One of my favorite types of days in my classroom is a type that is hard to explain. I adore the days when the weather outside my windows is awful. One would think that this makes the kids ping-pong-y, but it doesn't. Not really. After the requisite 10 minutes of chatter about the weather, the switch flips. We settle into my narrow basement den covered, literally, in words, and we take a little break from the routine. We read what we feel. We write in our journals. We talk <> about what we are reading and writing. 

I'm not sure if it is because as a teacher, I'm not racing home to my lovehousekittensworkoutsnackserrands, but rather dreading the sure to be lengthy commute home. Maybe in the midst of procrastinating a commute, I can take a step back and really see the thoughtful, painful growingish kiddos I'm surrounded with. Maybe we are all just a bit more mindful of being warm and dry. Maybe we are all just in plain better moods because of the prospect of a snow day, so we appreciate each other more. I'm not sure what it is, but it happens without fail every time the lacy cornflake snow starts whispering down. 

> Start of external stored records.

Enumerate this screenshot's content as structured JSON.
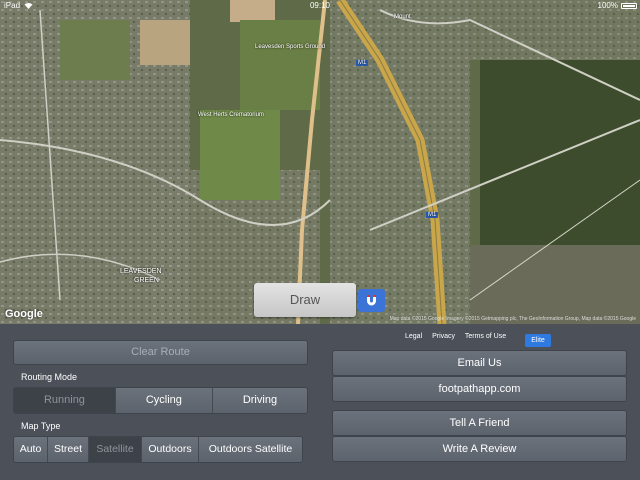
{
  "status_bar": {
    "device": "iPad",
    "time": "09:10",
    "battery": "100%"
  },
  "map": {
    "labels": {
      "sports_ground": "Leavesden Sports Ground",
      "crematorium": "West Herts Crematorium",
      "leavesden": "LEAVESDEN",
      "green": "GREEN",
      "mount": "Mount",
      "m1_a": "M1",
      "m1_b": "M1"
    },
    "google_logo": "Google",
    "attribution": "Map data ©2015 Google  Imagery ©2015 Getmapping plc, The GeoInformation Group, Map data ©2015 Google",
    "draw_label": "Draw",
    "magnet_icon": "magnet-icon"
  },
  "panel": {
    "clear_route": "Clear Route",
    "routing_mode_label": "Routing Mode",
    "routing_modes": [
      "Running",
      "Cycling",
      "Driving"
    ],
    "routing_selected": "Running",
    "map_type_label": "Map Type",
    "map_types": [
      "Auto",
      "Street",
      "Satellite",
      "Outdoors",
      "Outdoors Satellite"
    ],
    "map_type_selected": "Satellite",
    "links": {
      "legal": "Legal",
      "privacy": "Privacy",
      "terms": "Terms of Use",
      "elite": "Elite"
    },
    "email_us": "Email Us",
    "website": "footpathapp.com",
    "tell_friend": "Tell A Friend",
    "write_review": "Write A Review"
  },
  "colors": {
    "accent": "#3b74d6",
    "panel_bg": "#4b5059",
    "button": "#636972"
  }
}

I had a full on chat with a student today about music. What she likes. Pandora. What I like. Whether I sing in the car (duh). At the end of it, I was left thinking about the lovely person I've seen this student become. What lovely people are hiding under all of their stinky, hormone infested selves. What a lovely person they push me to try to be. And then I had a chat with a friend, came home, and wondered.

People from the Midwest wonder constantly: would we appreciate the winter if we had summer all the time? We Midwesterners staunchly insist that the winter makes us more appreciative, less likely to squander the sunshine. And yet, I don't think that's quite it. Rather, I think that winter offers us more chances to be better. It subtly refocuses us by re-arranging the timelines we get things done in. It tsks us via shrinking waistbands that we need to eat more vegetables before bathing suit season. We rest. We drink wine and eat rich foods. We cuddle. We read. We think deep thoughts and hibernate. We get ready to reinvent ourselves in the summer as people who go to funky neighborhoods and fests and wear sundresses and aviators and cowboy boots and glitter all at once. 

Winter pushes my buttons, but it also pushes me forward.